While I was committed two years ago, when I tried to get out of my ER bed to go to the nurse’s station, I was swarmed by three male security officers, an experience that was not helpful when I was there for a post-traumatic stress disorder episode after my male neighbor attacked me. Due to that experience and the passage of the new law, I’ve had to chang my safety plan to avoid getting trapped on an indefinite 5150 hold if I seek voluntary inpatient treatment (and that helps no one).
California’s New Mental Health System
“California is undertaking a major overhaul of our mental health system,” Newsom said in a written statement. “The mental health crisis affects us all, and people who need the most help have been too often overlooked. We are working to ensure no one falls through the cracks and that people get the help they need and the respect they deserve.”
In furtherance of his proposed overhaul, Newsom is also expected to sign legislation to send a ballot measure to voters, which includes two key provisions: (1) a $6.4 billion bond to pay for 10,000 new treatment beds and supportive housing and (2) an overhaul of California’s 20-year-old law that funds mental health services with a tax on millionaires. Additionally, the ballot initiative would require 30% of tax dollars brought in under the plan would go toward housing programs, half of which will serve people who are chronically homeless or living in encampments.
The initiative is supposed to address serious mental illness among the state’s unhoused population, which has burgeoned to more than 170,000 people. However, the U.S. Department of Housing and Urban Development states that less than a quarter of the unhoused population has a severe mental illness. In addition, a recent UCSF Benioff Homelessness and Housing Initiative survey of people experiencing homelessness found that while the majority of respondents experienced severe mental illness at some point in their lives, the main reasons people became unhoused were high housing costs and low incomes.

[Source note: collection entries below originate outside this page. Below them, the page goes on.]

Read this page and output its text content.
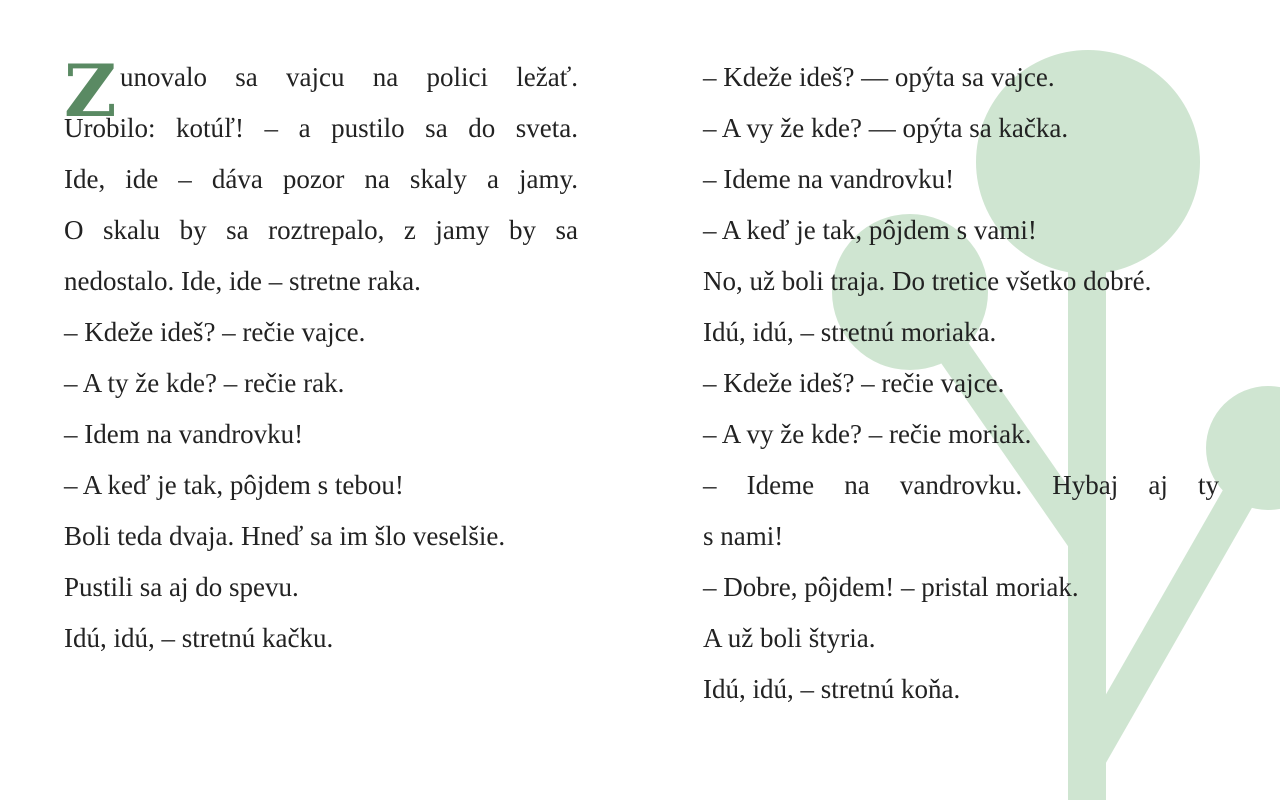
Z unovalo sa vajcu na polici ležať.
Urobilo: kotúľ! – a pustilo sa do sveta.
Ide, ide – dáva pozor na skaly a jamy.
O skalu by sa roztrepalo, z jamy by sa
nedostalo. Ide, ide – stretne raka.
– Kdeže ideš? – rečie vajce.
– A ty že kde? – rečie rak.
– Idem na vandrovku!
– A keď je tak, pôjdem s tebou!
Boli teda dvaja. Hneď sa im šlo veselšie.
Pustili sa aj do spevu.
Idú, idú, – stretnú kačku.
– Kdeže ideš? — opýta sa vajce.
– A vy že kde? — opýta sa kačka.
– Ideme na vandrovku!
– A keď je tak, pôjdem s vami!
No, už boli traja. Do tretice všetko dobré.
Idú, idú, – stretnú moriaka.
– Kdeže ideš? – rečie vajce.
– A vy že kde? – rečie moriak.
– Ideme na vandrovku. Hybaj aj ty
s nami!
– Dobre, pôjdem! – pristal moriak.
A už boli štyria.
Idú, idú, – stretnú koňa.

The news about changes to California’s involuntary commitment law comes just as the Community Assistance, Recovery, and Empowerment Act, Newsom’s 2022 mental health legislation establishing the CARE Courts, begins to roll out. On October 2, Glenn, Orange, Riverside, San Diego, San Francisco, Stanislaus, and Tuolumne became the first seven counties to roll out their CARE Courts. On December 1, Los Angeles County is set to open its CARE Court, with courts opening in the rest of the state’s counties in 2024.
The CARE Act aims to help Californians suffering from untreated mental health and substance use disorders. Specifically, the specialty CARE Court enables family, close friends, first responders, and behavioral health workers to seek a court order compelling a person with untreated schizophrenia spectrum or other psychotic disorders into a court-ordered care plan, “managed by a care team in the community and can include clinically prescribed, individualized interventions with several supportive services, medication, and a housing plan” for up to 24 months, as well as “a public defender and supporter to help make self-directed care decisions in addition to their full clinical team”
Taken along with Senate Bill 43, Newsom’s new legislation marks a significant departure from the Lanterman-Petris-Short Act, upending decades of civil liberty protections for Californians with mental illness.